Sul campo medio di Antonio Pennacchi che guarda in macchina e spiega che esistono due modi nei quali nascono le città: “C’è la città divenuta, figlia di un processo progressivo e spontaneo e la città fondata: non c’è nulla e qualcuno stabilisce un progetto”, lo spettatore – dopo un prologo iniziale – entra nel cuore del tema del documentario Città Novecento di Dario Biello, presentato in anteprima alla sedicesima edizione della Festa del cinema di Roma, sezione Riflessi.

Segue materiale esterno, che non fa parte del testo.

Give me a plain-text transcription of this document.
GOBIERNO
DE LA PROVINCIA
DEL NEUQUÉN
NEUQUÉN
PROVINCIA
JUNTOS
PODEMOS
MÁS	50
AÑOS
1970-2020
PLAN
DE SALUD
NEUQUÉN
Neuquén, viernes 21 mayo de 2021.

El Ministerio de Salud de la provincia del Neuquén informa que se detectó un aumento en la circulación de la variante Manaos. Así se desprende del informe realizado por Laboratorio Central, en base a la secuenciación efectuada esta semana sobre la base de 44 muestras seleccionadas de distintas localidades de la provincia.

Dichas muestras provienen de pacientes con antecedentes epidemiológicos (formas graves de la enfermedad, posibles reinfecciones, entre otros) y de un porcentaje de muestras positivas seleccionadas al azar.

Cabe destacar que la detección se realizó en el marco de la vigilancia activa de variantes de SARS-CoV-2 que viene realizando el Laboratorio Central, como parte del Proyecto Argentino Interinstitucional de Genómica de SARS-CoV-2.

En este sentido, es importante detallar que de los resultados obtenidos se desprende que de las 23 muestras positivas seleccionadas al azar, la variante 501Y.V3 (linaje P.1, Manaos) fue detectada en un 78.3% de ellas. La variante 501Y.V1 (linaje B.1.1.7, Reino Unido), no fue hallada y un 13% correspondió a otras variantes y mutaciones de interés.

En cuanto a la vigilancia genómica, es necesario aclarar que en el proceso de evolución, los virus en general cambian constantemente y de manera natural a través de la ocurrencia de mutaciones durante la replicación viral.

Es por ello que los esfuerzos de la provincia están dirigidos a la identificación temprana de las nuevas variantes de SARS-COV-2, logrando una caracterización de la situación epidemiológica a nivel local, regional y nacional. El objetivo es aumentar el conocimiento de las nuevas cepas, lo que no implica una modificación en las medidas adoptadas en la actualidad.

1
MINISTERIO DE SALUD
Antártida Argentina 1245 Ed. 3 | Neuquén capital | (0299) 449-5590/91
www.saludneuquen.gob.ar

Facendo uscite questo tema dalle università, dai corsi di architettura del paesaggio Dario Biello scrive e poi dirige un’opera sviluppata su tre livelli: le interviste a Massimo Cacciari, Emilio Gentile, Luigi Prestinenza Puglisi, Claudia Conforti, Maurizio Morandi, Marzia Marandola, Giorgio Novello, le immagini di archivio dell’epoca e scene ricostruite (attraverso la fiction) dei protagonisti delle città in fase di costruzione nell’Italia di Giolitti, nell’Italia che aveva tante zone da bonificare e tante fabbriche da far sviluppare. Intanto a queste grandi aziende era necessario costruire gli alloggi per gli operai sia per motivi ideologici (cercare di creare una comunità organica), sia per puri interessi economici perché in tali villaggi dominava l’etica del lavoro. Traghettatore tra le immagini di ieri e quelle di oggi e voce narrante, l’attore Alessandro Haber.
L’industriale Adriano Olivetti fece un lavoro in tal senso a Ivrea, intorno alla sua fabbrica. Città Novecento si concentra su Colleferro. “Il villaggio continuava a crescere e con esso la fabbrica. Bisognava trovare un progettista capace di avere una visione d’insieme e la capacità di vedere l’armonia della forma all’interno della funzione architettonica. Quel progettista fu Riccardo Morandi“. Progettista, ingegnere entrato, come si precisa più avanti, nel mondo dell’architettura dalla porta di servizio. Dal crollo del suo ponte sul Polcevera a Genova il 14 agosto 2018, Morandi è diventato noto in tutto il mondo ma in Colleferro – Città della Cultura della Regione Lazio 2018 – ha sviluppato e studiato il suo progetto più ambizioso e lungo un’intera vita. Inizia nel 1938, ha solo trent’anni ma già una grande esperienza e gli viene data la possibilità di progettare tante unità abitative e un albergo trasformando così il villaggio operaio in città. Nel film si spiega che tutto partì dalla chiesa della piazza e dalla sua intuizione che fosse meglio costruire in cemento armato precompresso (cioè compresso prima dell’insorgenza dei carichi esterni).
Città Novecento, come ci svela lo stesso Biello all’inizio della nostra intervista è anche il titolo di una serie di episodi che vogliono raccontare le città di Fondazione, dai villaggi, alle città operaie, alle ricostruzioni degli anni Sessanta, fino a quelle più contemporanee come Milano 2 e Tolomeo, fino alle città di Fondazione del futuro. “Ciò che spinge l’intero progetto è sottolineare il valore di questi luoghi a prescindere da una logica turistico attrattiva e quanto sia importante che, per rigenerarsi, tornino a lavorare. Ovviamente con ingredienti nuovi ma devono tornare a ciò che portò alla loro creazione”, chiosa l’autore.
La serie è una produzione Filmedea, in collaborazione con Luce Cinecittà.